Dari arah depan rumah, terdengar suara mesin mobil yang dinyalakan, diikuti oleh suara klakson pendek dua kali. Itu adalah mobil jemputan Ustadz Hadi. Suaminya pagi ini memang dijadwalkan pergi ke kota sebelah untuk memimpin rangkaian tabligh akbar dan menginap semalam di sana. Hadi sempat mengetuk pintu kamar Ratna beberapa menit yang lalu untuk berpamitan, memberikan kecupan dingin yang kaku di kening Ratna yang terbungkus jilbab, lalu pergi tanpa menyadari sedikit pun bahwa di balik pakaian santun istrinya, terdapat memek yang sedang membara, basah, dan merindukan sentuhan pemuda seberang jalan.
Ratna menunggu selama sepuluh menit setelah mobil suaminya menghilang dari pandangan. Setelah memastikan suasana gang di depan rumahnya sepi, ia meraih tas tangan hitamnya dan melangkah keluar rumah. Setiap ayunan langkah kakinya membuat celana dalam yang mulai lembap bergesekan lembut dengan bibir memeknya yang bengkak sisa semalam. Sensasi geli yang erotis itu membuatnya harus berjalan dengan paha yang sedikit menjepit, menambah kesan anggun dan pemalu bagi siapapun yang melihatnya dari luar, padahal di dalam hatinya, nafsu jalang sedang meronta-ronta.

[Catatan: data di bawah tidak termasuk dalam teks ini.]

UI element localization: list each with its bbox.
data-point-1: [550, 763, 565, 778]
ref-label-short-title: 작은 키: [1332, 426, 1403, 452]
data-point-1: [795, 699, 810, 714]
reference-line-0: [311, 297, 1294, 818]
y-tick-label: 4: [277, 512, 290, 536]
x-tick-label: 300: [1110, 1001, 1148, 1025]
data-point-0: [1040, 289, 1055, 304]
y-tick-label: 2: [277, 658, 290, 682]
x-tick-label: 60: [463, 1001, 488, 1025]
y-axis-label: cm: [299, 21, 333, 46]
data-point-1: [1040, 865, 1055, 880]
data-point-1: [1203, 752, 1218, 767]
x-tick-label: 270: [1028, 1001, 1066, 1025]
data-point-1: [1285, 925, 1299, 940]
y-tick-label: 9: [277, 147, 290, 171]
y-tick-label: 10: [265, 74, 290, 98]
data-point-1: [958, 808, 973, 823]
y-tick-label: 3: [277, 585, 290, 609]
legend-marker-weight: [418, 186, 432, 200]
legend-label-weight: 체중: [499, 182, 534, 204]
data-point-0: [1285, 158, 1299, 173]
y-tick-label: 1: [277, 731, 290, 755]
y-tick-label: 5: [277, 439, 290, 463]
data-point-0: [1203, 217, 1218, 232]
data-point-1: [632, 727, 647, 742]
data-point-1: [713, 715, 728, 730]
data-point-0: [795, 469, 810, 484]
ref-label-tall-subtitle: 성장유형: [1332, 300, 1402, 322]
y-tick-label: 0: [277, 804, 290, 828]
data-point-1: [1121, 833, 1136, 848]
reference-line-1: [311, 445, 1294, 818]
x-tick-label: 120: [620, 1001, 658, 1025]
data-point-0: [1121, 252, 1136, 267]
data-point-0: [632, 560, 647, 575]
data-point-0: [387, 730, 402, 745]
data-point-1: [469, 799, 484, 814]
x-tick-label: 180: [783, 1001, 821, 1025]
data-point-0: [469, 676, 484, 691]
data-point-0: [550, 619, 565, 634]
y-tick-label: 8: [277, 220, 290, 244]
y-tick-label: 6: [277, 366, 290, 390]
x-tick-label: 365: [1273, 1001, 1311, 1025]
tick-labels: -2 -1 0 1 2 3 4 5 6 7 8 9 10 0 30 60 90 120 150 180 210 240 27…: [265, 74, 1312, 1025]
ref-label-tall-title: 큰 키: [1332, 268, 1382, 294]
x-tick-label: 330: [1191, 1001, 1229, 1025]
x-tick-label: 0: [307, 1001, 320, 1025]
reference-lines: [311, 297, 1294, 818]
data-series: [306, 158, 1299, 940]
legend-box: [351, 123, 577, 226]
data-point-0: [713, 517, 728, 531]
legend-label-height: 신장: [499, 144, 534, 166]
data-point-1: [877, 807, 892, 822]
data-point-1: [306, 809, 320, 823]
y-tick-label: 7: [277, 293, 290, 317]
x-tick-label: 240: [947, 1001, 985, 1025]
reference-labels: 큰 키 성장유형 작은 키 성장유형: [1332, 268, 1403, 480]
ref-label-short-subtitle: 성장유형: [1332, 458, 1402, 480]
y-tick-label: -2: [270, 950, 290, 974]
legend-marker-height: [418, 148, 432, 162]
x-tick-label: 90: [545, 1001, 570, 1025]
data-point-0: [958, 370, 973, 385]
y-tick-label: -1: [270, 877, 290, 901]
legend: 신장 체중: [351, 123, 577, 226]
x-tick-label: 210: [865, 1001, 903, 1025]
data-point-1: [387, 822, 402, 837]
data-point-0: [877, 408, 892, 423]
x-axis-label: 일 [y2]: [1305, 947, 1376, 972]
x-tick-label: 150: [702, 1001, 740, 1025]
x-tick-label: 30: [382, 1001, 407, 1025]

Perjalanan menuju halte bus lama di perbatasan kota ditempuhnya dengan menggunakan angkutan umum. Sepanjang jalan, beberapa penumpang pria memandangnya dengan rasa hormat, menundukkan pandangan mereka ketika berpapasan dengan seorang wanita bercadar hitam yang tampak begitu suci dan terjaga. Ratna merasa ingin tertawa keras melihat kemunafikan dunia ini; mereka menghormati bungkusnya, tanpa tahu bahwa di balik kain hitam ini, sang wanita sedang menuju ke sebuah perjamuan dosa untuk menyerahkan seluruh tubuhnya pada pemuda yang usianya jauh di bawahnya.
Tepat jam sembilan pagi, angkutan umum menurunkan Ratna beberapa meter dari halte bus lama. Halte itu sudah tua, beratap seng yang berkarat, dan dikelilingi oleh semak belukar yang cukup tinggi karena jarang digunakan lagi oleh penduduk setempat. Suasana di sekitar tempat itu sangat sepi, hanya ada satu dua kendaraan yang melintas di jalan raya utama yang menghubungkan antar kota.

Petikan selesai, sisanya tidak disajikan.